Riesgos mortales para los agentes
La precariedad de los medios no es solo una cuestión técnica, sino también un problema de seguridad. En la bahía de Barbate, dos guardias civiles perdieron la vida en 2024 tras ser embestidos por una narcolancha. Los agentes operaban desde una embarcación ligera debido a que las patrulleras asignadas no estaban disponibles, un hecho que evidenció las consecuencias más graves de esta falta de recursos.
Aeronaves con hasta 40 años de antigüedad
El informe también advierte sobre el envejecimiento de la flota aérea. Actualmente, la Guardia Civil dispone de poco más de una treintena de helicópteros y únicamente tres aviones, con una antigüedad media elevada. Algunas aeronaves superan los 40 años de servicio, pese a que fueron diseñadas para periodos mucho más cortos.
El Ministerio del Interior prevé retirar varias unidades en los próximos meses debido a su obsolescencia, lo que reducirá aún más la capacidad de vigilancia aérea, clave en la lucha contra el narcotráfico y el crimen organizado.
Vehículos antiguos y soluciones provisionales en tierra
En tierra firme, la situación no es más alentadora.
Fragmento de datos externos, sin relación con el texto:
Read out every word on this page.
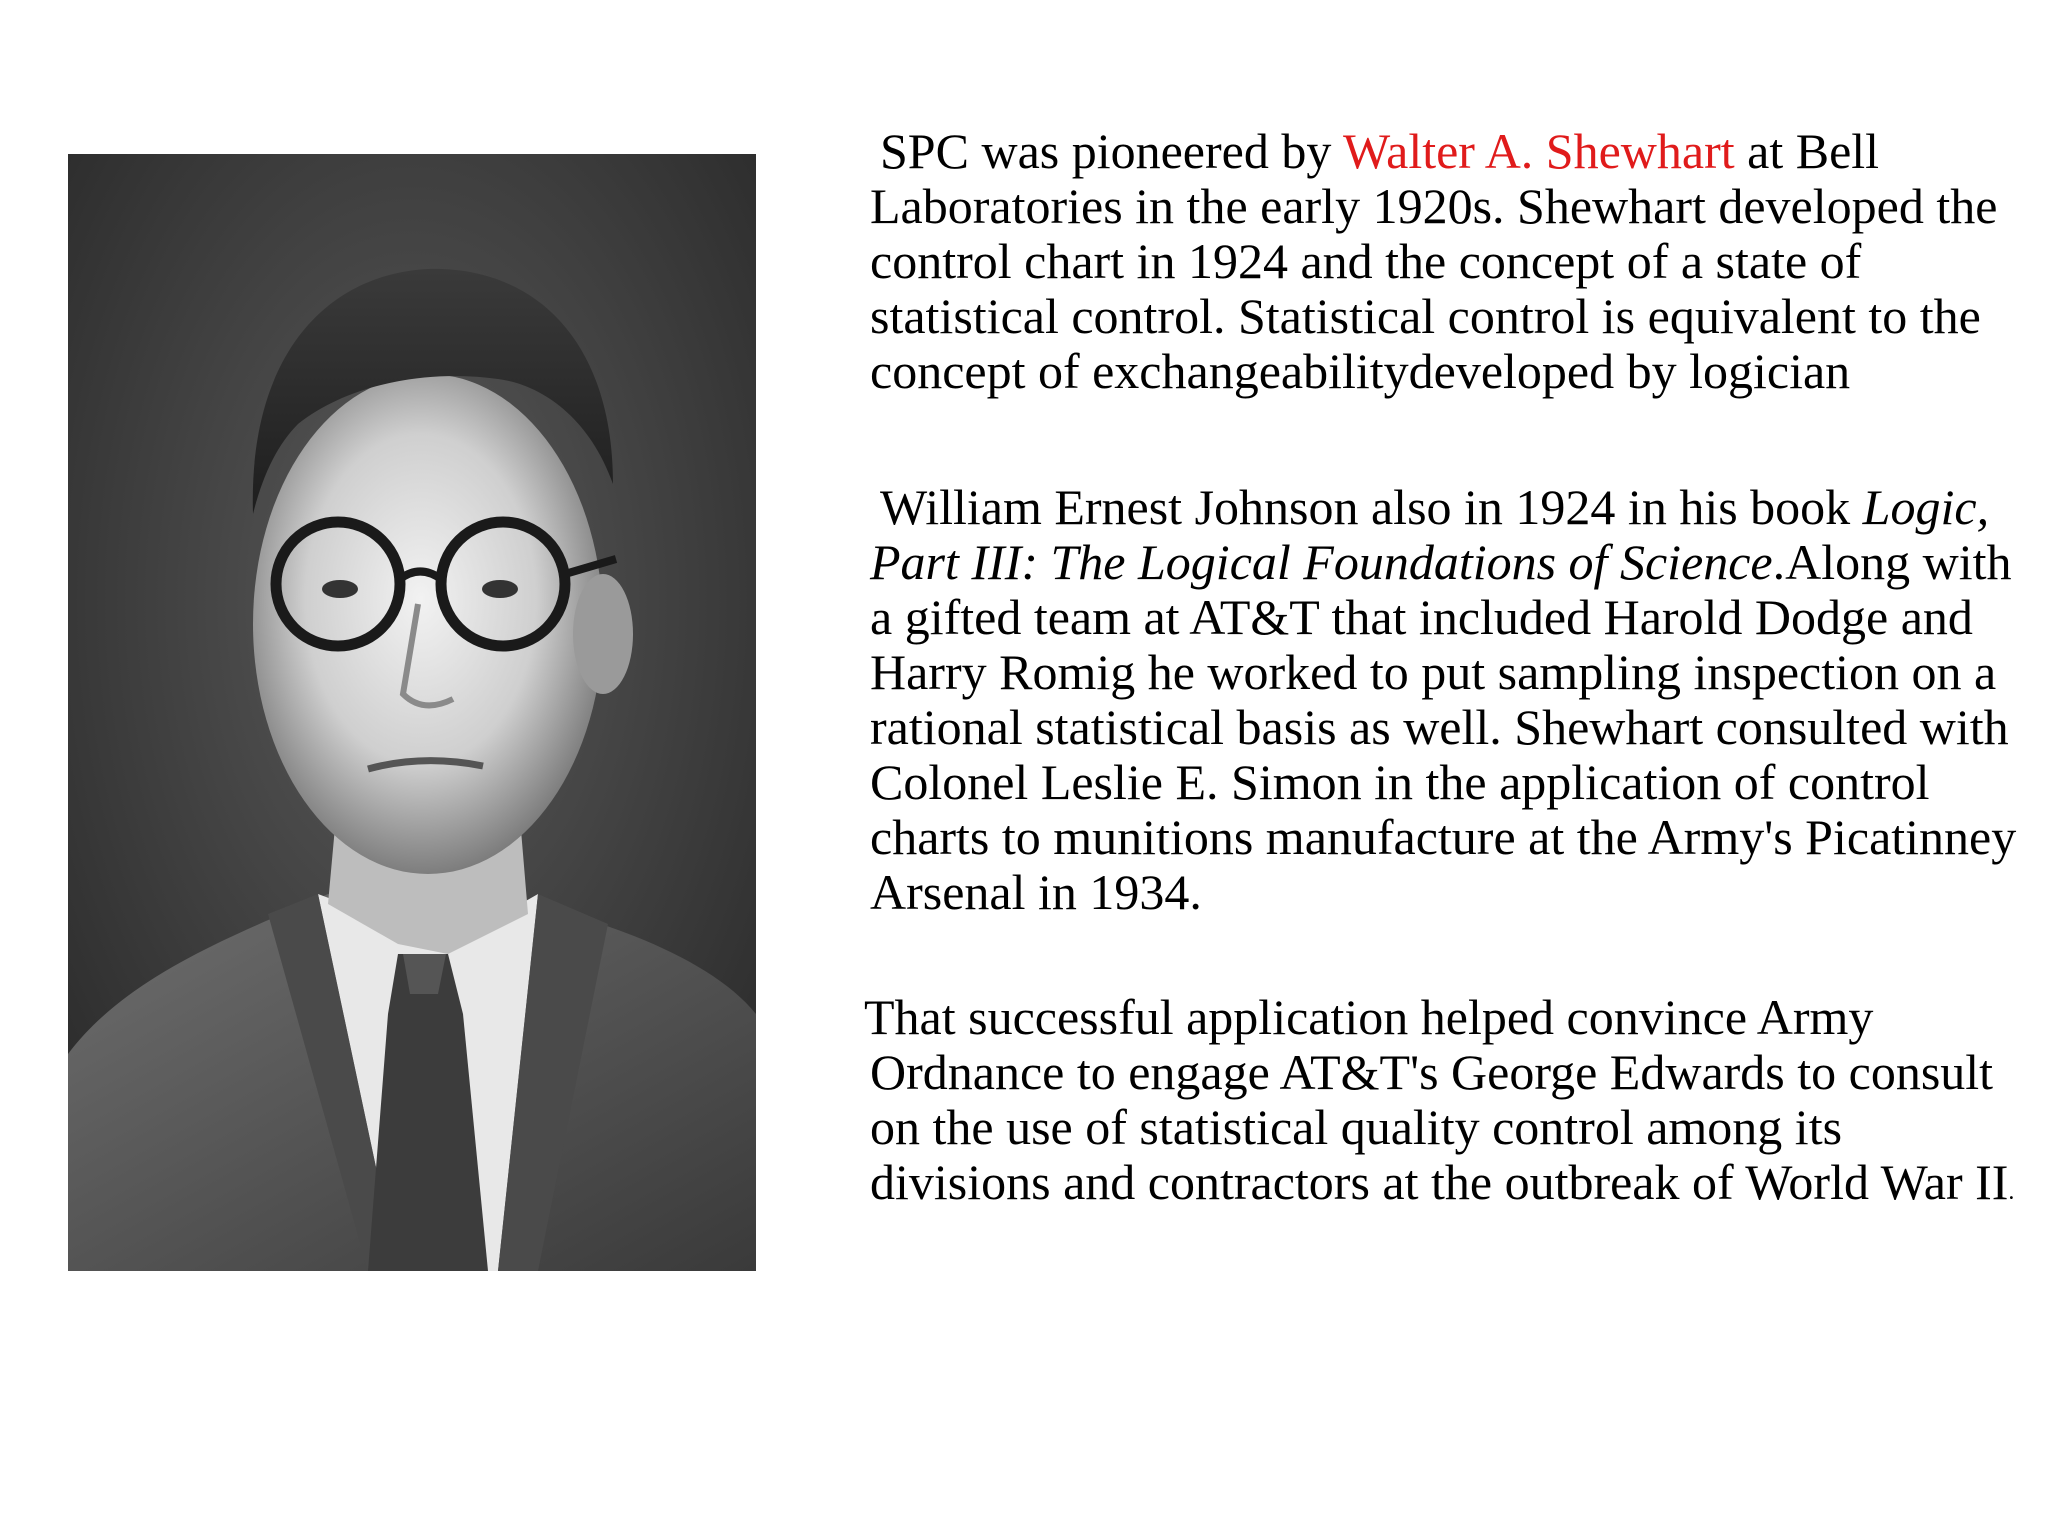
SPC was pioneered by Walter A. Shewhart at Bell Laboratories in the early 1920s. Shewhart developed the control chart in 1924 and the concept of a state of statistical control. Statistical control is equivalent to the concept of exchangeabilitydeveloped by logician

William Ernest Johnson also in 1924 in his book Logic, Part III: The Logical Foundations of Science.Along with a gifted team at AT&T that included Harold Dodge and Harry Romig he worked to put sampling inspection on a rational statistical basis as well. Shewhart consulted with Colonel Leslie E. Simon in the application of control charts to munitions manufacture at the Army's Picatinney Arsenal in 1934.

That successful application helped convince Army Ordnance to engage AT&T's George Edwards to consult on the use of statistical quality control among its divisions and contractors at the outbreak of World War II.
Una parte significativa del parque móvil supera los 15 años de antigüedad o los 300.000 kilómetros recorridos, lo que incrementa tanto el riesgo operativo como el gasto en reparaciones.
Además, la Guardia Civil depende en muchos casos de vehículos alquilados o procedentes de incautaciones, una fórmula que el Tribunal de Cuentas considera inviable a largo plazo. La incorporación reciente de coches híbridos y eléctricos, financiados con fondos europeos, presenta limitaciones operativas, especialmente en zonas rurales por la escasez de puntos de recarga.
Armamento desfasado y falta de modernización
El deterioro también alcanza al armamento. Casi la mitad de los fusiles de asalto en servicio tiene más de 35 años, una cifra que evidencia la ausencia de una estrategia continuada de renovación. El informe subraya que el Ministerio del Interior, bajo la dirección de Fernando Grande-Marlaska, invierte actualmente menos en equipamiento policial que a finales de los años 2000, obligando a prolongar el uso de material claramente superado.
Dependencia de fondos europeos y advertencia institucional
El Tribunal de Cuentas concluye que la financiación ordinaria es insuficiente para renovar de forma sistemática los medios tanto de la Guardia Civil como de la Policía Nacional. La reposición se realiza de manera puntual y depende cada vez más de fondos europeos, que han pasado de ser un complemento a convertirse en un elemento imprescindible. Esta situación, advierte el organismo, pone en riesgo la capacidad del Estado para garantizar la seguridad.
Reivindicaciones de las asociaciones profesionales
Las asociaciones profesionales de la Guardia Civil llevan meses denunciando este escenario. Reclaman un plan plurianual de inversiones, la renovación continua del parque móvil, la modernización del armamento y un refuerzo urgente de los medios marítimos y aéreos.
A su juicio, enfrentarse a organizaciones criminales cada vez mejor equipadas con material obsoleto no es solo un problema presupuestario, sino una forma de abandono institucional que sitúa a la Guardia Civil en clara desventaja en la lucha contra el narcotráfico.